Vargas, inexplicablemente, da por cancelada la ambición de los escritores y reduce su titánica revuelta prometeica a un simple ejercicio de imaginación literaria. Olvida el combate trágico de la revuelta que glosó en su libro y nos consuela con el ingenioso y esmerado oficio que hace las delicias de los lectores.

¿Qué ha ocurrido? ¿Qué le ha ocurrido a nuestra generación, durante el último tercio del siglo XX, para que la soberbia epopeya de los escritores haya quedado reducida a un artificio de cuentistas? ¿Cómo hemos podido perder en el curso de este súbito viaje la más excelsa de nuestras conquistas? ¿Cómo se convirtió el deicida en un mentiroso?
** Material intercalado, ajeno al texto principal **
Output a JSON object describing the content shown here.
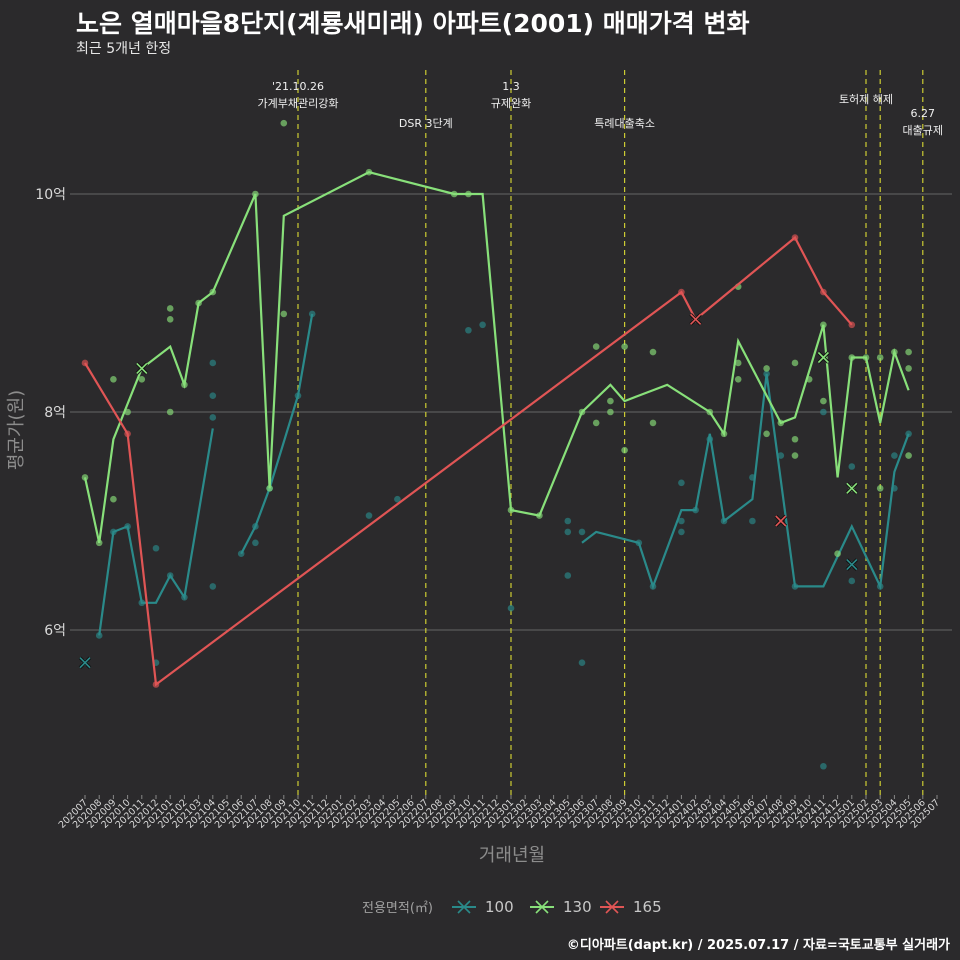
{
  "title": "노은 열매마을8단지(계룡새미래) 아파트(2001) 매매가격 변화",
  "subtitle": "최근 5개년 한정",
  "caption": "©디아파트(dapt.kr) / 2025.07.17 / 자료=국토교통부 실거래가",
  "chart_data": {
    "type": "line",
    "xlabel": "거래년월",
    "ylabel": "평균가(원)",
    "ylim": [
      4.5,
      11.2
    ],
    "y_ticks": [
      {
        "value": 6,
        "label": "6억"
      },
      {
        "value": 8,
        "label": "8억"
      },
      {
        "value": 10,
        "label": "10억"
      }
    ],
    "x_labels": [
      "202007",
      "202008",
      "202009",
      "202010",
      "202011",
      "202012",
      "202101",
      "202102",
      "202103",
      "202104",
      "202105",
      "202106",
      "202107",
      "202108",
      "202109",
      "202110",
      "202111",
      "202112",
      "202201",
      "202202",
      "202203",
      "202204",
      "202205",
      "202206",
      "202207",
      "202208",
      "202209",
      "202210",
      "202211",
      "202212",
      "202301",
      "202302",
      "202303",
      "202304",
      "202305",
      "202306",
      "202307",
      "202308",
      "202309",
      "202310",
      "202311",
      "202312",
      "202401",
      "202402",
      "202403",
      "202404",
      "202405",
      "202406",
      "202407",
      "202408",
      "202409",
      "202410",
      "202411",
      "202412",
      "202501",
      "202502",
      "202503",
      "202504",
      "202505",
      "202506",
      "202507"
    ],
    "legend": {
      "title": "전용면적(㎡)",
      "position": "bottom"
    },
    "annotations": [
      {
        "x": "202110",
        "lines": [
          "'21.10.26",
          "가계부채관리강화"
        ]
      },
      {
        "x": "202207",
        "lines": [
          "DSR 3단계"
        ]
      },
      {
        "x": "202301",
        "lines": [
          "1.3",
          "규제완화"
        ]
      },
      {
        "x": "202309",
        "lines": [
          "특례대출축소"
        ]
      },
      {
        "x": "202502",
        "lines": [
          "토허제 해제"
        ]
      },
      {
        "x": "202503",
        "lines": []
      },
      {
        "x": "202506",
        "lines": [
          "6.27",
          "대출규제"
        ]
      }
    ],
    "series": [
      {
        "name": "100",
        "color": "#2a8a8a",
        "line": [
          [
            [
              0,
              5.7
            ]
          ],
          [
            [
              1,
              5.95
            ],
            [
              2,
              6.9
            ],
            [
              3,
              6.95
            ],
            [
              4,
              6.25
            ],
            [
              5,
              6.25
            ],
            [
              6,
              6.5
            ],
            [
              7,
              6.3
            ],
            [
              9,
              7.85
            ]
          ],
          [
            [
              11,
              6.7
            ],
            [
              12,
              6.95
            ],
            [
              13,
              7.3
            ],
            [
              15,
              8.15
            ],
            [
              16,
              8.9
            ]
          ],
          [
            [
              35,
              6.8
            ],
            [
              36,
              6.9
            ],
            [
              39,
              6.8
            ],
            [
              40,
              6.4
            ],
            [
              42,
              7.1
            ],
            [
              43,
              7.1
            ],
            [
              44,
              7.8
            ],
            [
              45,
              7.0
            ],
            [
              47,
              7.2
            ],
            [
              48,
              8.35
            ],
            [
              50,
              6.4
            ],
            [
              52,
              6.4
            ],
            [
              54,
              6.95
            ],
            [
              56,
              6.4
            ],
            [
              57,
              7.45
            ],
            [
              58,
              7.8
            ]
          ]
        ],
        "points": [
          [
            0,
            5.7
          ],
          [
            1,
            5.95
          ],
          [
            2,
            6.9
          ],
          [
            3,
            6.95
          ],
          [
            4,
            6.25
          ],
          [
            5,
            6.75
          ],
          [
            5,
            5.7
          ],
          [
            6,
            6.5
          ],
          [
            7,
            6.3
          ],
          [
            9,
            8.45
          ],
          [
            9,
            8.15
          ],
          [
            9,
            7.95
          ],
          [
            9,
            6.4
          ],
          [
            11,
            6.7
          ],
          [
            12,
            6.95
          ],
          [
            12,
            6.8
          ],
          [
            13,
            7.3
          ],
          [
            15,
            8.15
          ],
          [
            16,
            8.9
          ],
          [
            20,
            7.05
          ],
          [
            22,
            7.2
          ],
          [
            27,
            8.75
          ],
          [
            28,
            8.8
          ],
          [
            30,
            6.2
          ],
          [
            34,
            7.0
          ],
          [
            34,
            6.9
          ],
          [
            34,
            6.5
          ],
          [
            35,
            5.7
          ],
          [
            35,
            6.9
          ],
          [
            39,
            6.8
          ],
          [
            40,
            6.4
          ],
          [
            42,
            7.35
          ],
          [
            42,
            7.0
          ],
          [
            42,
            6.9
          ],
          [
            43,
            7.1
          ],
          [
            44,
            7.75
          ],
          [
            45,
            7.0
          ],
          [
            47,
            7.4
          ],
          [
            47,
            7.0
          ],
          [
            48,
            8.35
          ],
          [
            49,
            7.6
          ],
          [
            50,
            6.4
          ],
          [
            52,
            8.0
          ],
          [
            52,
            4.75
          ],
          [
            54,
            7.5
          ],
          [
            54,
            6.6
          ],
          [
            54,
            6.45
          ],
          [
            56,
            6.4
          ],
          [
            57,
            7.3
          ],
          [
            57,
            7.6
          ],
          [
            58,
            7.8
          ]
        ],
        "cross": [
          [
            0,
            5.7
          ],
          [
            54,
            6.6
          ]
        ]
      },
      {
        "name": "130",
        "color": "#88e07a",
        "line": [
          [
            [
              0,
              7.4
            ],
            [
              1,
              6.8
            ],
            [
              2,
              7.75
            ],
            [
              4,
              8.4
            ],
            [
              6,
              8.6
            ],
            [
              7,
              8.25
            ],
            [
              8,
              9.0
            ],
            [
              9,
              9.1
            ],
            [
              12,
              10.0
            ],
            [
              13,
              7.3
            ],
            [
              14,
              9.8
            ],
            [
              20,
              10.2
            ],
            [
              26,
              10.0
            ],
            [
              28,
              10.0
            ],
            [
              30,
              7.1
            ],
            [
              32,
              7.05
            ],
            [
              35,
              8.0
            ],
            [
              37,
              8.25
            ],
            [
              38,
              8.1
            ],
            [
              39,
              8.15
            ],
            [
              41,
              8.25
            ],
            [
              44,
              8.0
            ],
            [
              45,
              7.8
            ],
            [
              46,
              8.65
            ],
            [
              48,
              8.15
            ],
            [
              49,
              7.9
            ],
            [
              50,
              7.95
            ],
            [
              52,
              8.8
            ],
            [
              53,
              7.4
            ],
            [
              54,
              8.5
            ],
            [
              55,
              8.5
            ],
            [
              56,
              7.9
            ],
            [
              57,
              8.55
            ],
            [
              58,
              8.2
            ]
          ]
        ],
        "points": [
          [
            0,
            7.4
          ],
          [
            1,
            6.8
          ],
          [
            2,
            8.3
          ],
          [
            2,
            7.2
          ],
          [
            3,
            8.0
          ],
          [
            4,
            8.3
          ],
          [
            6,
            8.95
          ],
          [
            6,
            8.85
          ],
          [
            6,
            8.0
          ],
          [
            7,
            8.25
          ],
          [
            8,
            9.0
          ],
          [
            9,
            9.1
          ],
          [
            12,
            10.0
          ],
          [
            13,
            7.3
          ],
          [
            14,
            10.65
          ],
          [
            14,
            8.9
          ],
          [
            20,
            10.2
          ],
          [
            26,
            10.0
          ],
          [
            27,
            10.0
          ],
          [
            30,
            7.1
          ],
          [
            32,
            7.05
          ],
          [
            35,
            8.0
          ],
          [
            36,
            7.9
          ],
          [
            36,
            8.6
          ],
          [
            37,
            8.0
          ],
          [
            37,
            8.1
          ],
          [
            38,
            8.6
          ],
          [
            38,
            7.65
          ],
          [
            40,
            8.55
          ],
          [
            40,
            7.9
          ],
          [
            44,
            8.0
          ],
          [
            45,
            7.8
          ],
          [
            46,
            9.15
          ],
          [
            46,
            8.45
          ],
          [
            46,
            8.3
          ],
          [
            48,
            7.8
          ],
          [
            48,
            8.4
          ],
          [
            49,
            7.9
          ],
          [
            50,
            8.45
          ],
          [
            50,
            7.75
          ],
          [
            50,
            7.6
          ],
          [
            51,
            8.3
          ],
          [
            52,
            8.8
          ],
          [
            52,
            8.1
          ],
          [
            53,
            6.7
          ],
          [
            54,
            8.5
          ],
          [
            54,
            7.3
          ],
          [
            55,
            8.5
          ],
          [
            56,
            8.5
          ],
          [
            56,
            7.3
          ],
          [
            57,
            8.55
          ],
          [
            58,
            8.55
          ],
          [
            58,
            8.4
          ],
          [
            58,
            7.6
          ]
        ],
        "cross": [
          [
            4,
            8.4
          ],
          [
            52,
            8.5
          ],
          [
            54,
            7.3
          ]
        ]
      },
      {
        "name": "165",
        "color": "#e05555",
        "line": [
          [
            [
              0,
              8.45
            ],
            [
              3,
              7.8
            ],
            [
              5,
              5.5
            ],
            [
              42,
              9.1
            ],
            [
              43,
              8.85
            ],
            [
              50,
              9.6
            ],
            [
              52,
              9.1
            ],
            [
              54,
              8.8
            ]
          ]
        ],
        "points": [
          [
            0,
            8.45
          ],
          [
            3,
            7.8
          ],
          [
            5,
            5.5
          ],
          [
            42,
            9.1
          ],
          [
            43,
            8.85
          ],
          [
            50,
            9.6
          ],
          [
            52,
            9.1
          ],
          [
            54,
            8.8
          ]
        ],
        "cross": [
          [
            43,
            8.85
          ],
          [
            49,
            7.0
          ]
        ]
      }
    ]
  }
}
Podríamos pensar que una educación deficiente ha deteriorado la capacidad cognitiva de una población incapaz de seguir el hilo narrativo de un discurso complejo. Que los medios audiovisuales han infantilizado al adulto hasta convertirlo en alguien resueltamente incapaz de comprender las estrategias literarias. Que la lógica del aburrimiento ha sobornado a las mejores cabezas haciéndolas cómplices de la industria del entretenimiento. Que la obsesión por la audiencia masiva ha destruido la interlocución cultural. Que la crítica literaria contribuye con su falsa ecuanimidad a confundir las obras de arte con los productos industriales.
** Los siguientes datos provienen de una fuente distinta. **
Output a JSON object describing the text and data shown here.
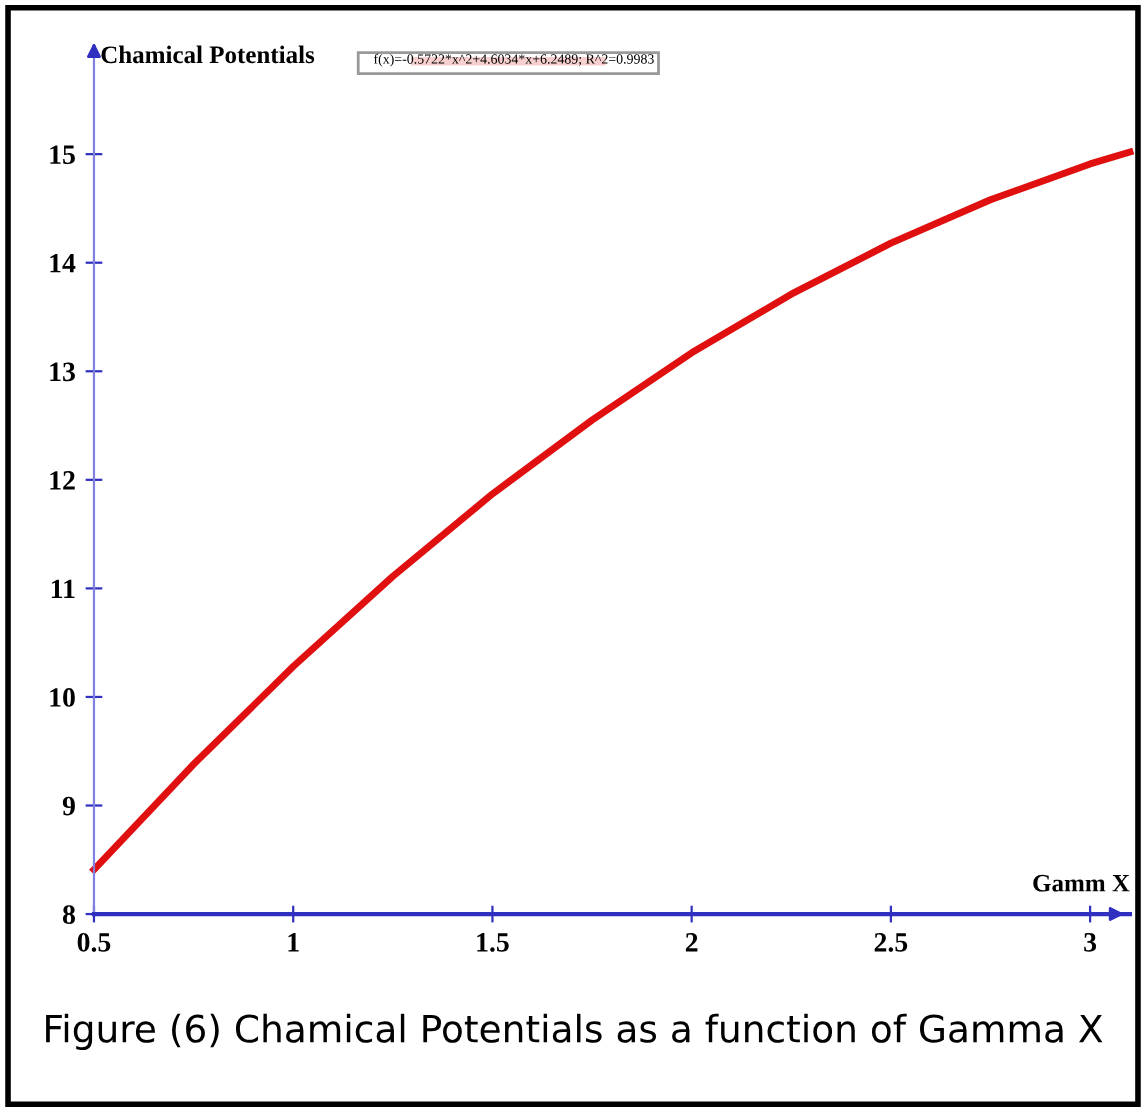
{
  "chart_data": {
    "type": "line",
    "xlabel": "Gamm X",
    "ylabel": "Chamical Potentials",
    "x": [
      0.5,
      0.75,
      1.0,
      1.25,
      1.5,
      1.75,
      2.0,
      2.25,
      2.5,
      2.75,
      3.0,
      3.1
    ],
    "series": [
      {
        "name": "f(x)=-0.5722*x^2+4.6034*x+6.2489; R^2=0.9983",
        "color": "#e01010",
        "values": [
          8.41,
          9.38,
          10.28,
          11.11,
          11.87,
          12.55,
          13.17,
          13.71,
          14.18,
          14.58,
          14.91,
          15.02
        ]
      }
    ],
    "xlim": [
      0.5,
      3.1
    ],
    "ylim": [
      8,
      16
    ],
    "xticks": [
      0.5,
      1,
      1.5,
      2,
      2.5,
      3
    ],
    "yticks": [
      8,
      9,
      10,
      11,
      12,
      13,
      14,
      15
    ],
    "grid": false,
    "legend": "top",
    "marker": "none",
    "line_style": "solid",
    "annotations": [
      "Figure (6) Chamical Potentials as a function of Gamma X"
    ]
  }
}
A esta decadencia aspira la prensa mundial. Siempre envidioso de la literatura, el periodismo se pregunta: ¿y por qué yo no? Si los grandes novelistas mienten como bellacos, ¿por qué no podría yo mentir a mi antojo? Además: si los lectores están cansados, aburridos, y ya no saben leer novelas, ¿quiénes somos nosotros para obligarles a leer periódicos?